Gino Boccasile, celebrò l’Italia del fascismo e Mussolini con la sua arte
Se non fosse stato l’artista indiscusso che tutti riconoscono, per Gino Boccasile ci sarebbe stato un destino analogo a tanti meno bravi di lui, ossia l’oblìo. Ma lui è stato il più grande disegnatore, grafico, pubblicitario, pittore e illustratore di tutto il Novecento, e ignorarlo non è possibile: ancora oggi fa scuola e le sue opere sono ancora innovatrici e all’avanguardia. La damnatio memoriae contro di lui non è stata possibile, ma quanto la avrebbero voluta fare. E perché? Perché era un fascista irriducibile, dall’inizio alla fine. Nato nel 1901 a Bari, dove trascorse l’infanzia e l’adolescenza mostrando straordinarie attitudini per il disegno, dopo la morte del parte, che si occupava di profumi, si trasferì a Milano, dove iniziò a lavorare nel campo dell’illustrazione pubblicitaria. Iniziò la collaborazione con lo studio grafico, uno dei pochissimi dell’epoca di Achille Mauzan, imponendo immediatamente il suo stile personalissimo e originale. Uno dei suoi primi lavori gli venne commissionato in occasione della prima Fiera del Levante di Bari, per la quale fece trenta cartoline. Gli amici lo chiamavano GiBi, e lui iniziò a firmarsi così. Si sposò con Alma Corsi, dalla quale ebbe due figli. Dopo aver esposto quadri anche a Parigi, forma una società con un amico, Francesco Aloi, La Galleria del Corso, che fornisce realizzazioni grafiche e illustrazioni a praticamente tutte le riviste dell’epoca. Continua la collaborazione di illustrazioni per libri per ragazzi per Rizzoli, Mondadori e altre case editrici, Disegna una serie di ritratti per Grandi Firme, la rivista di Pitigrilli, chiamate appunto le Signorine Grandi Firme.
Boccasile dopo l’8 settembre si indignò per il tradimento e aderì alla Rsi
Fascista da sempre, le sue donne sono sane, solari, procaci, come il piacciono all’immagine che il governo fascista e Mussolini volevano propagandare. Allo scoppio della guerra, Boccasile non può che disegnare eventi bellici e illustrare la lotta del fascismo contro quelle che il Duce chiamava le plutocrazie occidentali. E lo fa con impegno e immaginazione.
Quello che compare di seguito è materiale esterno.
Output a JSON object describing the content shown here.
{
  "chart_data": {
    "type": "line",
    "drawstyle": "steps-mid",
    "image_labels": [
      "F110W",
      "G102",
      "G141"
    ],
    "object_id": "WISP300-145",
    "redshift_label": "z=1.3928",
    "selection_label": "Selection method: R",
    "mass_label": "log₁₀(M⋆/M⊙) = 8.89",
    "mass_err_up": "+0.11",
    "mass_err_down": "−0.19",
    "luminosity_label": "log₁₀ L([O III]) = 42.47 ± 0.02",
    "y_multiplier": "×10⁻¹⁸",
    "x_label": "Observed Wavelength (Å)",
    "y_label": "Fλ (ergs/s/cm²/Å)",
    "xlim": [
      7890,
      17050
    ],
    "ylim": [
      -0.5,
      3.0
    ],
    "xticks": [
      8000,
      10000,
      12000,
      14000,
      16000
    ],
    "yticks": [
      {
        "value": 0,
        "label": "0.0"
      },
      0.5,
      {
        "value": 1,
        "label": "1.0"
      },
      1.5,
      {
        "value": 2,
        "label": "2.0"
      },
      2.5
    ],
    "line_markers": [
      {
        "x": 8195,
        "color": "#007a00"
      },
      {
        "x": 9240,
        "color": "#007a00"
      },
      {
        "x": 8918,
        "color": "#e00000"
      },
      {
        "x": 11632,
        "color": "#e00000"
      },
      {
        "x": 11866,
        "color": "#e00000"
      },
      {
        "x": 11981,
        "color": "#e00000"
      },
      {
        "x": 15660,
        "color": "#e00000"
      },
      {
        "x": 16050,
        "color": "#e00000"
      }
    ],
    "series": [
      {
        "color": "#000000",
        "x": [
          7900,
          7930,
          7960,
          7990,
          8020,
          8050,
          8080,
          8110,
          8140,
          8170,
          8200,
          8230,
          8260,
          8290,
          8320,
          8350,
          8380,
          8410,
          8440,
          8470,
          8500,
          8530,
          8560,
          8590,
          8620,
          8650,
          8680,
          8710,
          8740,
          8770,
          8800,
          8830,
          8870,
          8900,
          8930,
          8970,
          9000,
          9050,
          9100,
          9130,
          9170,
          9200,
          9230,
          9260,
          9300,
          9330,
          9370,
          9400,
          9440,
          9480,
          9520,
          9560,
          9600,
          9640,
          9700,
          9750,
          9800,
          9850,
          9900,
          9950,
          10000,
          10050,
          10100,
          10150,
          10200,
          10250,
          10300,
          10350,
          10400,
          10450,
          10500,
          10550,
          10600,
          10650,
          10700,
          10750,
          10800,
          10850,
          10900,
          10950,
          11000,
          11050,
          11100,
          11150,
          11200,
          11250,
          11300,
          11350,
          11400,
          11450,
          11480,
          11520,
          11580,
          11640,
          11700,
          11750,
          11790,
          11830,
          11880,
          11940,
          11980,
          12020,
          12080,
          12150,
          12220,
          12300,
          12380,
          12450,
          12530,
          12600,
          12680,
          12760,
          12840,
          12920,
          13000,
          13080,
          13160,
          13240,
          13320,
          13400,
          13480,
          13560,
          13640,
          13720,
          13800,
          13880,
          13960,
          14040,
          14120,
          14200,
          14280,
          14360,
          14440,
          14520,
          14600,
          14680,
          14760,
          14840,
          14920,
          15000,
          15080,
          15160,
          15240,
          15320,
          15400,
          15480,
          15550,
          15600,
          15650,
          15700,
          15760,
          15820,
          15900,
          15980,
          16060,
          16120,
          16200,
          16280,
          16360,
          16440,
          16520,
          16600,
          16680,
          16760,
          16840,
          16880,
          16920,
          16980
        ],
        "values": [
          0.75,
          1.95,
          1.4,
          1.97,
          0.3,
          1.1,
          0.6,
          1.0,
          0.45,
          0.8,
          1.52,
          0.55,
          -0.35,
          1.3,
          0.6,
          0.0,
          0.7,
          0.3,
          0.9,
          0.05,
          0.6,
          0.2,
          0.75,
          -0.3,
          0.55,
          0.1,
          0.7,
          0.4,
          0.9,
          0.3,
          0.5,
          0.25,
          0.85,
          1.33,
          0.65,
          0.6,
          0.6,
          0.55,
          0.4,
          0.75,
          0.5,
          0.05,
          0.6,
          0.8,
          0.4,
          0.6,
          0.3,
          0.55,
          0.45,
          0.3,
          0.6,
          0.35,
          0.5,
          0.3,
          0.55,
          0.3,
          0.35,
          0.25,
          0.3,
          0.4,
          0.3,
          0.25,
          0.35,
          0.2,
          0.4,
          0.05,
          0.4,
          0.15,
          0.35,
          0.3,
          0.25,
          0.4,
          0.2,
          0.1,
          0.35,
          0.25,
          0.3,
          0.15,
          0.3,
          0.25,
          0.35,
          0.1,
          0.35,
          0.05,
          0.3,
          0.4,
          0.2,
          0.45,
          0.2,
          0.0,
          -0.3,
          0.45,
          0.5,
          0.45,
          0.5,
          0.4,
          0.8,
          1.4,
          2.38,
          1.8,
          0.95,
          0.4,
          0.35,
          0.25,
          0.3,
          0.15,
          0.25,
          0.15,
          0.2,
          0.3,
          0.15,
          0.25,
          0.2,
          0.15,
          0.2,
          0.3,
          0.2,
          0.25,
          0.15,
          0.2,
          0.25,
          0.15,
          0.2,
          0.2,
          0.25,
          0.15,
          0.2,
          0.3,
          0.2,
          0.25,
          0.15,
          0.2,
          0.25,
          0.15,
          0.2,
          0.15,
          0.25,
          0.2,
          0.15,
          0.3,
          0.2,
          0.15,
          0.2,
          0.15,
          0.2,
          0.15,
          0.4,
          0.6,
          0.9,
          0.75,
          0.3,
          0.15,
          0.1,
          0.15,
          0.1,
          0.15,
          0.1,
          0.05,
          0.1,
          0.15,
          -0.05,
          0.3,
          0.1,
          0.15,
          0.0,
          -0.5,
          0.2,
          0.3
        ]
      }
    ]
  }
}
Con entusiasmo, anche, esalta le gesta eroiche degli italiani ma ne annota anche onestamente le sconfitte: dopo l’Amba Alagi fa quel bellissimo manifesto intitolato Ritorneremo. Nel 1942 illustra una serie di cartoline in cui si descrivono le sofferenze dei russi sotto la dittatura sovietica. Dopo l’armistizio Boccasile, indignato per quello che considera un tradimento ignobile, aderisce alla Repubblica Sociale Italiana. Diventa tenente della 29ma Divisione granatieri delle SS italiane e disegna centinaia di manifesti in favore dell’alleanza italo-tedesca. Boccasile si mostra sempre più convinto della strada intrapresa, e Mussolini nutre per lui grande stima. D’altra parte suoi manifesti parlano da soli: «nessuna pietà per traditori e ribelli», «resistenza armata all’invasore anglo-americano unico mezzo per riscattare l’onore dell’Italia infangato dal tradimento». Continuò a lavorare sino all’ultimo giorno di guerra. Subito dopo, fu ovviamente arrestato per collaborazionismo, ma altrettanto ovviamente viene assolto per non aver commesso alcun tipo di reato. Rimane emarginato qualche tempo, le aziende avevano paura a servirsi di lui nonostante fosse il migliore, perché giudicato troppo compromesso col fascino, cosa che lui non nascose mai. Disegnò alcune cartoline e manifesti per il nascente Movimento Sociale Italiano, lavora un po’ all’estero, fino a quando il talento ebbe la meglio sul becero antifascismo: ricomparvero su riviste illustrate e manifesti i suoi disegni per Chlorodont, Formaggino Mio. Yogurt Yomo, agenzie di assicurazioni, amaro Ramazzati, Moto Bianchi e tantissime altre. Muore a Milano il 10 maggio del 1952, 65 anni fa, mentre stava illustrando il Decameron di Boccaccio lasciandolo incompiuto. L’opera verrà poi completata da uno staff di disegnatori suoi estimatori tra cui Walter Molino. Riposa al cimitero Maggiore di Milano.